The spatiotemporal fluctuation of Surface Soil Moisture (SSM) is important for prediction of weather, modeling of hydrological cycle, water management, agricultural managing and making strategy. Optical remote sensing has demonstrated significant promise for precise surface soil moisture estimate. The study aimed to estimate the moisture content in the upper layer of agricultural fields using Landsat 8 OLI, Sentinel-2A multi-spectral satellite data as well as TVDI [Temperature Vegetation Dryness Index] data. The spatial resolution of the Landsat OLI and Sentinel-2A images was 30m and 10m, respectively. The spectral Thermal Infrared (TIR 10.9µm ), TIR (10.9µm) and along with the Short-Wave-Infrared (SWIR 2.2µm) band of the Landsat 8 and the Shore-Wave-Infrared (SWIR 2.2 µm) band of sentinel 2B satellite imagery was utilized to estimate how moist was topsoil of the agricultural lands. The soil moisture estimates using remote sensing based model were acquired and compared with in-situ soil moisture. In a depth of 10cm below the surface, the field-based soil moisture was measured.

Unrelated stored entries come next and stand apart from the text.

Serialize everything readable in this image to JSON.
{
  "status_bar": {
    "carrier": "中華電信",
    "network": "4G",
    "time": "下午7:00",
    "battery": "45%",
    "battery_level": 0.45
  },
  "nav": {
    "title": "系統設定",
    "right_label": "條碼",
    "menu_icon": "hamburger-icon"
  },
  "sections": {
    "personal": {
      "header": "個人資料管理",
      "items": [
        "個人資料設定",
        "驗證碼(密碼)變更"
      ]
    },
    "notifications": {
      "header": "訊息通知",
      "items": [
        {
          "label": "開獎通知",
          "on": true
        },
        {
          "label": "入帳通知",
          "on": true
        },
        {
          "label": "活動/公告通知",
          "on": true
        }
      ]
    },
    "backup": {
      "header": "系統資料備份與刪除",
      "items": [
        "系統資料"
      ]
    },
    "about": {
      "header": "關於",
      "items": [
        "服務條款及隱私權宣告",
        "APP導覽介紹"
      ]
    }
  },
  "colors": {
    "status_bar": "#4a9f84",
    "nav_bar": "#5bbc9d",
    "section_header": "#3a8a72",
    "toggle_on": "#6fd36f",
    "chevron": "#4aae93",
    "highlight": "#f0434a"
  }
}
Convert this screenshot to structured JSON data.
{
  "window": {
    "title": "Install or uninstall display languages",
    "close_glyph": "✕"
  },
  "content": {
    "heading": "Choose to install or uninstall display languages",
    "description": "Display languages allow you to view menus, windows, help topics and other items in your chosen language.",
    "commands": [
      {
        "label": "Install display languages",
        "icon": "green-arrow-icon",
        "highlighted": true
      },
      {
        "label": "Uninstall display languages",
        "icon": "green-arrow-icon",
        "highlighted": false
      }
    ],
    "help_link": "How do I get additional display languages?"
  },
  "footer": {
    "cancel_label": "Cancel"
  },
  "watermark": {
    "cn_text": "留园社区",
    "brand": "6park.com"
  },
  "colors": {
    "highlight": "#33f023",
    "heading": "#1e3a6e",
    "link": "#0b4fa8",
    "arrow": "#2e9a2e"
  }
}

Normalized Difference Vegetation Index (NDVI), Land Surface Temperature (LST) and TVDI were measured to estimate moisture content. The reflectance values of the TVDI show over the study area generally low, with the values ranging from -0.07 to 1.37. The statistical tests of TVDI values and gravimetric soil moisture values presented a positive correlation with RMSE= 0.17. The results of the study can give insight of better hydrological modeling, management of agriculture and policy making. However, further research is required to validate the methodology over a larger geographical area and to evaluate the preciseness of the assessed SSM at various depths of the soil.